Depeche Mode and Peter Bjorn and John at the Hollywood Bowl
Band shines with a selection of crowd-pleasing favorties and new songs.
Depeche Mode played the first of its two nights at the Hollywood Bowl Sunday night, the British band's first ever performances at the iconic venue. The months leading up to the concert were plagued with show cancellations, due to frontman Dave Gahan's health problems, but Depeche Mode were in fine form, playing a set of crowd-pleasing favorites sprinkled with a few more recent songs, including some from this year's Sounds of the Universe.
First up were openers Peter Bjorn and John. Even though the Swedish trio's new album, Living Thing, is a little more electro in nature than the band's previous albums, Peter Bjorn and John seems like strange touring bedfellows for Depeche Mode. Peter Bjorn and John were swallowed up by the huge stage and the crowd, many of whom were still finding their seats, appeared uninterested. The band was also stuck playing in the daylight and the video screens displayed no images of the band's set—only the band's name was splashed up there—which made the band seem even smaller and farther away. The Swedes launched into their most recognizable song, "Young Folks." While on record the song is a duet with Victoria Bergsman (ex-Concretes, Taken By Trees), and has been played live before with other female vocalists filling in for Bergsman, vocalist Peter Morén performed the duet all by his lonesome. You would've thought that since the band was playing the legendary Hollywood Bowl that Peter Bjorn and John would've found a great local female singer to fill in on the song. In fact, they should've arranged for a singer to take on the duet for the entire tour with Depeche Mode. At least they kept the whistling. Despite these setbacks, Peter Bjorn and John played a spirited set.
Depeche Mode began its set with three songs from Sounds of the Universe, starting with album opener and highlight "In Chains." Depeche Mode has been known for its impressive visual shows and tonight the band didn't disappoint. For "In Chains" two human faces graced the video screens as we gradually watched them age. Simultaneously, another woman on the screen exercised. Next up was Sound of the Universe's single "Wrong," whose music video is essential viewing, but in concert a live black and white feed of the band performing was on the screens.

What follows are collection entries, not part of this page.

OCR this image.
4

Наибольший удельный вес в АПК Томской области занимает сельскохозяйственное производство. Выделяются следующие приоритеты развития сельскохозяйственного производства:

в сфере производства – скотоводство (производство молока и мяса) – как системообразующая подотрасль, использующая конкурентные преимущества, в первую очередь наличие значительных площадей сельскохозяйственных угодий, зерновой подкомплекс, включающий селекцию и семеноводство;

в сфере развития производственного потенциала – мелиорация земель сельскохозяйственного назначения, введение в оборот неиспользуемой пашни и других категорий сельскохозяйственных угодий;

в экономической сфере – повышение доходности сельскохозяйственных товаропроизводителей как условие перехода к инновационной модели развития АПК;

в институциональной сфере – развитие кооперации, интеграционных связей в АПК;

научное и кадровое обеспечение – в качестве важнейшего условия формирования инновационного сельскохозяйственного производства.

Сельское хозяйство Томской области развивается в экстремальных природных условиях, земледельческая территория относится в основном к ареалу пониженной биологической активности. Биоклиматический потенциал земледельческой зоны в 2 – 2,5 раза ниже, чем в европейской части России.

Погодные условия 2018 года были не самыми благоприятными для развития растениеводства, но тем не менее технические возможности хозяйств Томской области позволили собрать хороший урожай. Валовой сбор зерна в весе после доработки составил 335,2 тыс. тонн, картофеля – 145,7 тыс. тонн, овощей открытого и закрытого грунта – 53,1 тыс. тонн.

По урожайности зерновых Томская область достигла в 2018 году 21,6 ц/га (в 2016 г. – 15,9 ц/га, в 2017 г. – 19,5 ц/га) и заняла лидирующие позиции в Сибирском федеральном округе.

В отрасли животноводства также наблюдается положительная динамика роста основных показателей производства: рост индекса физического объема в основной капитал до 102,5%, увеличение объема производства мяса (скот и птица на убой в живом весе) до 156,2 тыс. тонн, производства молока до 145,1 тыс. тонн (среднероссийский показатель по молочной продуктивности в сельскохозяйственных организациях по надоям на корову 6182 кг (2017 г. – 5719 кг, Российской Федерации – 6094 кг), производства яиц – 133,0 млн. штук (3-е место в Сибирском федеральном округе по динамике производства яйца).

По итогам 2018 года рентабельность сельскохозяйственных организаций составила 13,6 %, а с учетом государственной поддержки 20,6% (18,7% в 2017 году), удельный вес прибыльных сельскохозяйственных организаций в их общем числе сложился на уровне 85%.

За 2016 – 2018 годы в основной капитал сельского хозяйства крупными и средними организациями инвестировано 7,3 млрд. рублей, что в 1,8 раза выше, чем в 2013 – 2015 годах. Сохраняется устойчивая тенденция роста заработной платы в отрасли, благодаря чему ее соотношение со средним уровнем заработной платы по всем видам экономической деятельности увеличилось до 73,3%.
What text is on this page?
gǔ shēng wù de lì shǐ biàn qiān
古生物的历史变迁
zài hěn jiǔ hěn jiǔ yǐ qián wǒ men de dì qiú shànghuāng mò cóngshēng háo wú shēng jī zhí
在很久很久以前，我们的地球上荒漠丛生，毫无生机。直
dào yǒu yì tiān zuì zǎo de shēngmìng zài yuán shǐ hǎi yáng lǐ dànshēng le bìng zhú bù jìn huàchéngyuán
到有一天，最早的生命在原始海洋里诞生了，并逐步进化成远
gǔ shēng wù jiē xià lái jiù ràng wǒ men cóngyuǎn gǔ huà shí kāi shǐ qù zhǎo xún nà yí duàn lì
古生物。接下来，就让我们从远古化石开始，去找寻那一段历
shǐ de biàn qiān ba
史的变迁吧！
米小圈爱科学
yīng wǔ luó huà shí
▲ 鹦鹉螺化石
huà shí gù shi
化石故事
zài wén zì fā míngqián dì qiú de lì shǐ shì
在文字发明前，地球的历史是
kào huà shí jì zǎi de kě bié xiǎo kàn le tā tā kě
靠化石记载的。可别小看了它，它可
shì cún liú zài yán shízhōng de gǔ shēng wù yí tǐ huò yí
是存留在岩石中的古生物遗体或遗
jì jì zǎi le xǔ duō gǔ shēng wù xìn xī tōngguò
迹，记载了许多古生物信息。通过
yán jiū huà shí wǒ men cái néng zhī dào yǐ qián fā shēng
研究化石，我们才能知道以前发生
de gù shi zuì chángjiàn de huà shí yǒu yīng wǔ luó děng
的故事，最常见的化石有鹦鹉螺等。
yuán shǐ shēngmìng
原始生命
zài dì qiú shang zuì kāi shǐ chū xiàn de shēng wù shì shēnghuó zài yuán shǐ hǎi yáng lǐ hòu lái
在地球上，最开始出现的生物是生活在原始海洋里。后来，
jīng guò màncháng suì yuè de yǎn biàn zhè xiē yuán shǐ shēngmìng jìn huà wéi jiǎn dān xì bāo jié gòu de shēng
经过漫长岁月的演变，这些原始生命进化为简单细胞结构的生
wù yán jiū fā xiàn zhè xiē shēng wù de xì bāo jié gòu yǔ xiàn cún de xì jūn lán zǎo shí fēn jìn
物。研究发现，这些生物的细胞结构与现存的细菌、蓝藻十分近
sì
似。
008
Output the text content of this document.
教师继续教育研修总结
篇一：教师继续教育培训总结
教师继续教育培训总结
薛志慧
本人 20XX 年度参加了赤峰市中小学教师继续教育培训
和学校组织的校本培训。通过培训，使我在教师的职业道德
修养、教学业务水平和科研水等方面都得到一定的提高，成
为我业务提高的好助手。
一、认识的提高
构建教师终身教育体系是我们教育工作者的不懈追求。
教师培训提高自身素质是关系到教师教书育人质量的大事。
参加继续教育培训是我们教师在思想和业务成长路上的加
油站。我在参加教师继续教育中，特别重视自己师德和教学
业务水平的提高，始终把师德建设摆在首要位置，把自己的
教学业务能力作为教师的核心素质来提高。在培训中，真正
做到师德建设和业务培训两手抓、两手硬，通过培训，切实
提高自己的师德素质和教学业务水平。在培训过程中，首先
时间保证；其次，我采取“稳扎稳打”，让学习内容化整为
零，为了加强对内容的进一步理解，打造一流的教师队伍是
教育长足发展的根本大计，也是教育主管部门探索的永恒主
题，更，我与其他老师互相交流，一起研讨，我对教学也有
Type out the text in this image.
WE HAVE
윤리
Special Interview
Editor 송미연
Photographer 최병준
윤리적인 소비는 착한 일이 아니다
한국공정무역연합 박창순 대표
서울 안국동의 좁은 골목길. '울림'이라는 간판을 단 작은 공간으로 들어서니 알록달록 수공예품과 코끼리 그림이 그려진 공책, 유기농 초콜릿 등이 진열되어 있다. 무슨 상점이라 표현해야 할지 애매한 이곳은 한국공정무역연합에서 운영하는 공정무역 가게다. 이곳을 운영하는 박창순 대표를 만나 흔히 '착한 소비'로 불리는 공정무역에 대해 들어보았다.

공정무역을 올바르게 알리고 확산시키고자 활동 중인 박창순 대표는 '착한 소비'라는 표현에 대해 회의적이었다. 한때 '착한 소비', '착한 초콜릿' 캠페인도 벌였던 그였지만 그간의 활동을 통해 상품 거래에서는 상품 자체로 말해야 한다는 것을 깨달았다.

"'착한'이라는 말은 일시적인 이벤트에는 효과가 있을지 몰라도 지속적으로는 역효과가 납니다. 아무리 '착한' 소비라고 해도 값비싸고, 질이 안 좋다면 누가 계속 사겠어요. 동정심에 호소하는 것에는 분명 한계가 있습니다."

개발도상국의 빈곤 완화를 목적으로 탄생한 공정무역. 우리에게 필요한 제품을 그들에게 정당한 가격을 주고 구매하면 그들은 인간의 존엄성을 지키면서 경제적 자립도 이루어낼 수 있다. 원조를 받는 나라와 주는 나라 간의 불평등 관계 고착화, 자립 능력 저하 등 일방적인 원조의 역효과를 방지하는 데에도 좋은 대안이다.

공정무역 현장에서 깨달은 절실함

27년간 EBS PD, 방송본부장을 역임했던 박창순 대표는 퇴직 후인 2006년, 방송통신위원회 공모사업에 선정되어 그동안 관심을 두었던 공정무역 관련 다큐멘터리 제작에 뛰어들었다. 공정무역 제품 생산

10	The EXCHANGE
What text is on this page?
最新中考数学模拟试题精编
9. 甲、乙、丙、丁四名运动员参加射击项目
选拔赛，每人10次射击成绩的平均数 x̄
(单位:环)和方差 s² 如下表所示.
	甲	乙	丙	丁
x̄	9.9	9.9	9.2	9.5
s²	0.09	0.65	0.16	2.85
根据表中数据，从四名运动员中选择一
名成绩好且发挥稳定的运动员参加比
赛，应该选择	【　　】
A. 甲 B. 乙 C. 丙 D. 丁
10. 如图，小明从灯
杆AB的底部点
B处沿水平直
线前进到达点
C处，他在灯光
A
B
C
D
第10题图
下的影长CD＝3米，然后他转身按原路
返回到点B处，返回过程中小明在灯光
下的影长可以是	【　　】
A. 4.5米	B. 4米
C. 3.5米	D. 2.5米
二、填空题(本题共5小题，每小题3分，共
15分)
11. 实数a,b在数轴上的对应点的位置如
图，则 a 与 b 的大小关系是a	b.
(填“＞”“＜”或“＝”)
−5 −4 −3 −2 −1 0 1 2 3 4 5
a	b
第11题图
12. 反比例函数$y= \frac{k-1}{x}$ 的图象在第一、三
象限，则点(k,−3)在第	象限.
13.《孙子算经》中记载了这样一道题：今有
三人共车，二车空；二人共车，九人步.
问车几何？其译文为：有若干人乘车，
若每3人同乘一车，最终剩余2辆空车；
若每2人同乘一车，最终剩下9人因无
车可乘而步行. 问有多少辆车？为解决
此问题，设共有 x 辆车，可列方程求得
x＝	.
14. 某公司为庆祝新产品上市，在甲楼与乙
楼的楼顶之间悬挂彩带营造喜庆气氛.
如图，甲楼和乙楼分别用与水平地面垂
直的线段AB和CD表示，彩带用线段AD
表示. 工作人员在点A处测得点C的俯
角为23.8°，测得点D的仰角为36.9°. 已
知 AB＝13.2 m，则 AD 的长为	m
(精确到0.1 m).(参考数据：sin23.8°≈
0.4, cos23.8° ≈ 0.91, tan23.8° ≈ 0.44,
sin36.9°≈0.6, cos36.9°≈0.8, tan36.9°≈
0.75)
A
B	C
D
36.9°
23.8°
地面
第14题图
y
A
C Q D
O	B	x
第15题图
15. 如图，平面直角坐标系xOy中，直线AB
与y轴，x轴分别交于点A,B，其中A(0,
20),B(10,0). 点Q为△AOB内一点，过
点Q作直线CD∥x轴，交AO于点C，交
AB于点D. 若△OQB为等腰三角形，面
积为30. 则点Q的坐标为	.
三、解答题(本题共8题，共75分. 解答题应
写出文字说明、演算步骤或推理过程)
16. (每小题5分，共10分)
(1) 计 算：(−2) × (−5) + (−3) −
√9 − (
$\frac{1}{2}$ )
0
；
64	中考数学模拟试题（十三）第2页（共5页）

It didn't take long for Depeche Mode to delve into its rich back catalogue and by song four the band was playing "Walking in My Shoes," in which Gahan asked the audience to sing the chorus. Gahan—who was shirtless save for an open vest—didn't say much to the audience, beyond several thank-yous and shout-outs to Los Angeles and his bandmates. But he was quite fond of spinning around the stage a lot. During Playing the Angel's "Precious" a typewriter appeared on the video screens and we watched as it typed out a poem about God and religion.
Gahan took a break, leaving Martin Gore—who was a clad in a shiny, silver, disco-like outfit—to sing lead vocals on two songs: Sounds of the Universe's "Jezebel" and Ultra's "Home." Gore passionately laid into the latter, his vocals the equal of Gahan's. During "Enjoy the Silence" the video screens flashed up images of the band in space suits and then the main set ended with "Never Let Me Down Again."
The first encore began with Martin Gore performing Some Great Reward's "Somebody," backed only by a keyboard. Gahan then took the stage again, saying, "Thank-you Martin. How awesome was that?" Next the band launched into "Stripped," followed by "Strangelove," which was backed by a video image of one woman sucking another woman's toe.
For the second encore Gahan took the stage and strangely said, "They hate me. They're happy without me." It was unclear who "they" were. As the band played "Personal Jesus" the large white lit up crucifix that always sits glowing on a mountain behind the Hollywood Bowl could be viewed, almost as if you could reach out and touch it. Depeche Mode closed its set with Violator's "Waiting for the Night," which Gahan and Gore sang together.
There was some hope of a third encore, as it took awhile for the lights to come up, but alas it was not to be. Depeche Mode performed a no-nonsense, incredibly professional set—and that's meant as a compliment. Few bands formed in the early '80s (1980 in Depeche Mode's case) still sound this good (if they are even still playing together at all). Few are also still making relevant music—Sounds of the Universe has enough vital tracks to make the album well worth the listen. Depeche Mode was full of vigor that August night and it's doubtful that many fans left unsatisfied or disappointed.